Romer Lake | |
---|---|
Romer Sø | |
Location | NE Greenland |
Coordinates | 81°0′N 19°5′W / 81.000°N 19.083°WCoordinates: 81°0′N 19°5′W / 81.000°N 19.083°W |
Type | Fjord |
Primary outflows | Nunataami Elv |
Ocean/sea sources |
Ingolf Sound, Greenland Sea |
Basin countries | Greenland, Denmark |
Max. length | 60 km (37 mi) |
Max. width | 6 km (3.7 mi) |
Surface area | 225 km2 (87 sq mi) |
Romer Lake (Danish: Romer Sø) is a land-locked freshwater fjord at the northern end of King Frederick VIII Land, near Greenland's northeastern coast. The Danish military base/weather station Nord —the only inhabited place in the area— lies 50 km (31 mi) to the northeast. The lake and its surroundings are part of the Northeast Greenland National Park zone.

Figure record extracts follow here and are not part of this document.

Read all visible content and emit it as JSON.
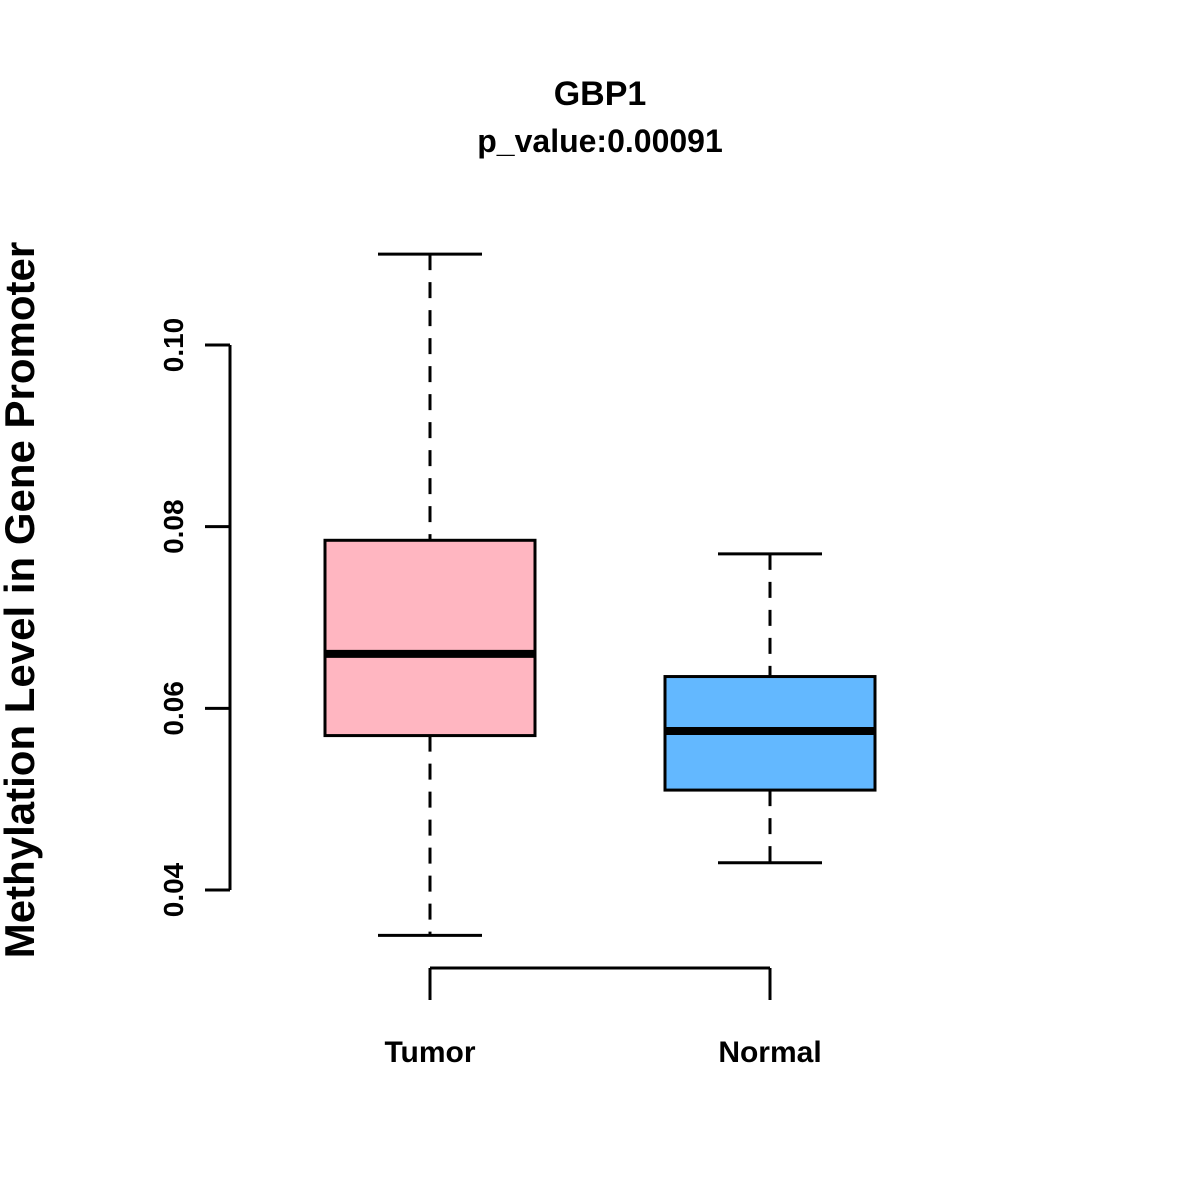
{
  "chart_data": {
    "type": "boxplot",
    "title": "GBP1",
    "subtitle": "p_value:0.00091",
    "ylabel": "Methylation Level in Gene Promoter",
    "xlabel": "",
    "categories": [
      "Tumor",
      "Normal"
    ],
    "y_ticks": [
      0.04,
      0.06,
      0.08,
      0.1
    ],
    "ylim": [
      0.035,
      0.11
    ],
    "grid": false,
    "legend": "none",
    "series": [
      {
        "name": "Tumor",
        "color": "#FFB6C1",
        "whisker_low": 0.035,
        "q1": 0.057,
        "median": 0.066,
        "q3": 0.0785,
        "whisker_high": 0.11
      },
      {
        "name": "Normal",
        "color": "#63B8FF",
        "whisker_low": 0.043,
        "q1": 0.051,
        "median": 0.0575,
        "q3": 0.0635,
        "whisker_high": 0.077
      }
    ],
    "colors": {
      "stroke": "#000000",
      "tumor_fill": "#FFB6C1",
      "normal_fill": "#63B8FF"
    }
  }
}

Romer Lake was first mapped in 1933 by Lauge Koch during aerial surveys made during the 1931–34 Three-year Expedition to East Greenland (Treårsekspeditionen). It was likely named after the American paleontologist Alfred Romer (1894–1973).
Romer Lake is located at the western end of the Crown Prince Christian Land peninsula to the west of the Princess Elizabeth Alps. It lies in long and narrow depression running parallel to the Denmark Fjord system further north and stretching roughly from NE to SW for about 80 km (50 mi). A glacier has its terminus at the northern end and the Nunataami Elv river valley flows out of the southern end of the lake and, bending south through the valley known as Vandredalen, it discharges its waters in the northern inner arm of the Ingolf Sound of the Greenland Sea.
Romer Lake is famous for its impressive Elephant Foot Glacier, a wide piedmont glacier with a strikingly-shaped 5.4 kilometres (3 mi) wide terminal lobe flowing into the lake from the SE in its central part.